Tuesday, August 11, 2015

Review: Newport by Jill Morrow

The publisher calls this "A skillful alchemy of social satire, dark humor, and finely drawn characters".  It certainly fills that bill.

Up front, Newport is one of my favorite cities.  My husband and I met there, and subsequently spent several years living there.  We returned there about a year ago for a short reunion trip after an absence of almost 20 years.  It's still glittering, glamorous, and filled with sights, sounds and smells of the ocean, although now one drives across a huge bridge rather than riding the ferry across to Aquidneck Island as we well remember.

Jill Morrow captures that atmosphere using the clever scheme of alternating views from 1898 and the roaring 1920's.   Her main characters, adults who come together to observe a rather unorthodox wedding/will signing, find themselves immersed in contact with other-worldly characters from the past.

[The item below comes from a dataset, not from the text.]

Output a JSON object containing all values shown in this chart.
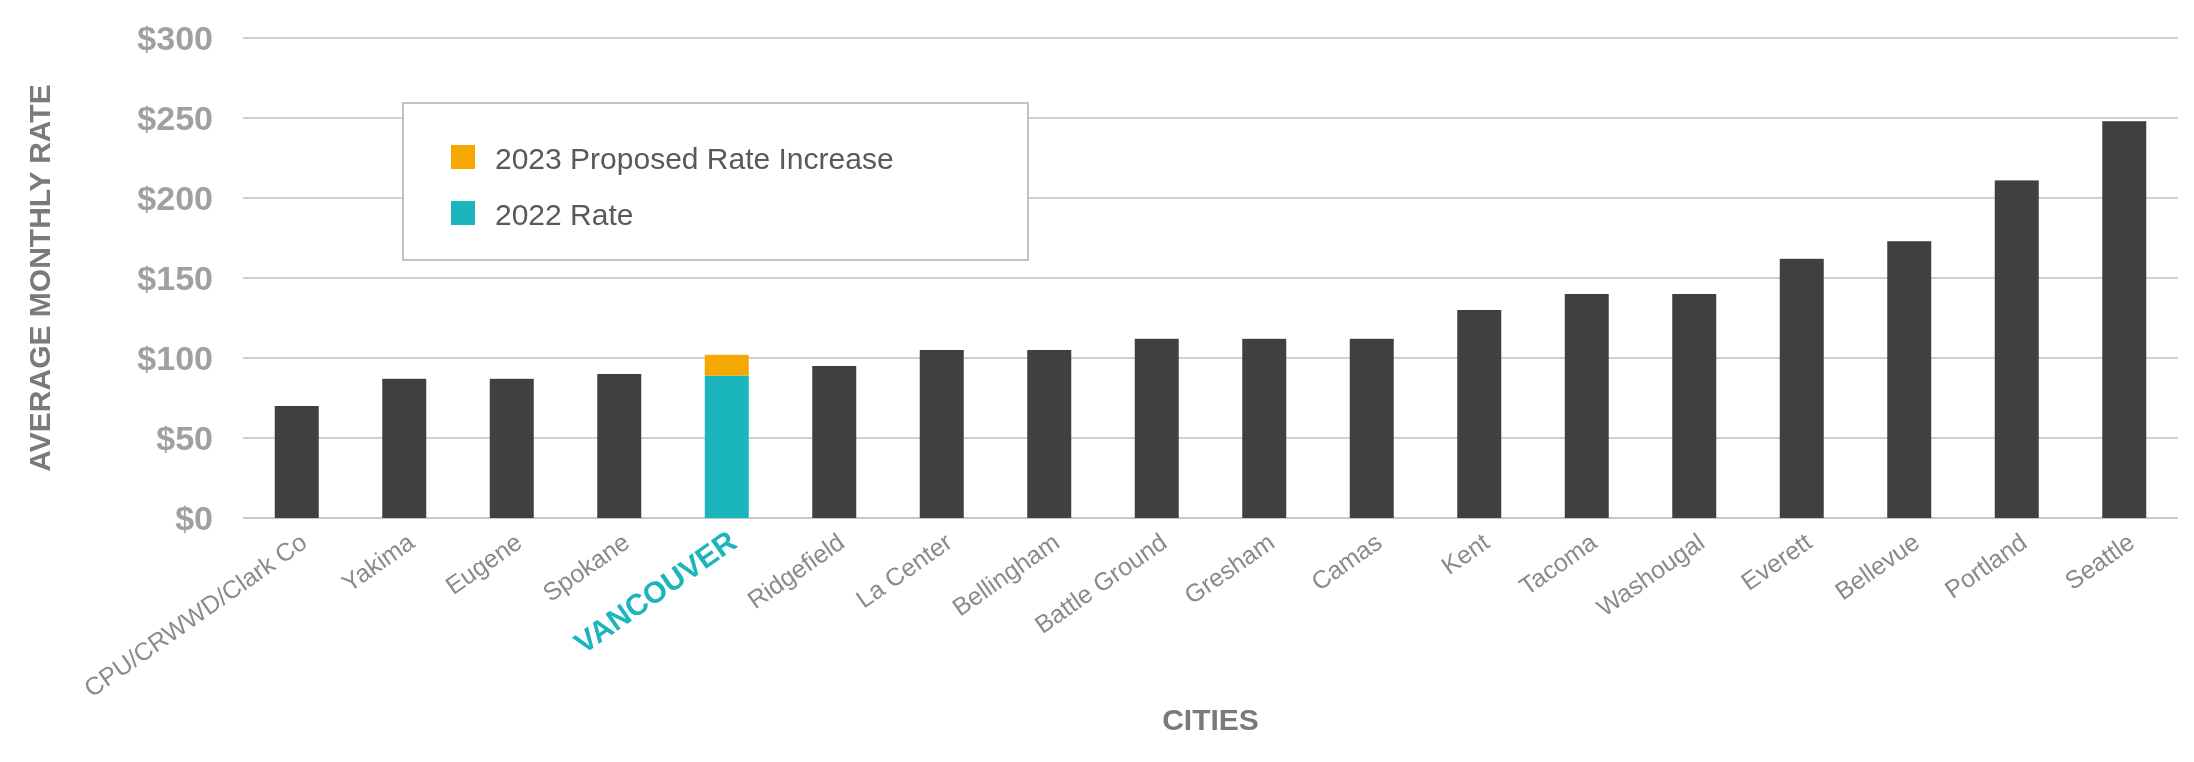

In short, the wedding to be celebrated is one that has been directed by the octogenarian groom-to-be's long-deceased first wife, who appears to the prospective bride's "niece" commanding that this wedding must take place forthwith, and that a new will must be signed immediately, leaving all the groom's sizeable estate to the new bride.  Since this essentially cuts the two adult children of the first marriage out of the inheritance, there is some family tension being generated by the interloping new bride.

To add even more mystery, the groom's attorney, who has journeyed from Boston to draw up the new will, appears to have been previously involved somehow with the potential bride.   There's lots of mystery, several seances, plenty of period fluff scenes of stereotypical rich folks enjoying their inheritances, and spending their considerable wealth on frivolity and ostentatious "summer cottages".

It's a well-drawn period piece.  The setting is spot-on, but the characters are a bit over the top for my taste, and the story is way too melodramatic.  That said, it's been a wonderful summertime read, and one that should be quite popular to readers of romance/historical fiction.

Title: Newport: A Novel
Author: Jill Morrow
Publisher: William Morrow Paperbacks (2015), 384 pages
Genre: Romance, historical fiction
Subject: Seances, family secrets
Setting: Newport Rhode Island
Source: Review copy from the publisher 
Why did I read this book now? I received a copy in connection with the Early Review program on LibraryThing.com and promised a review.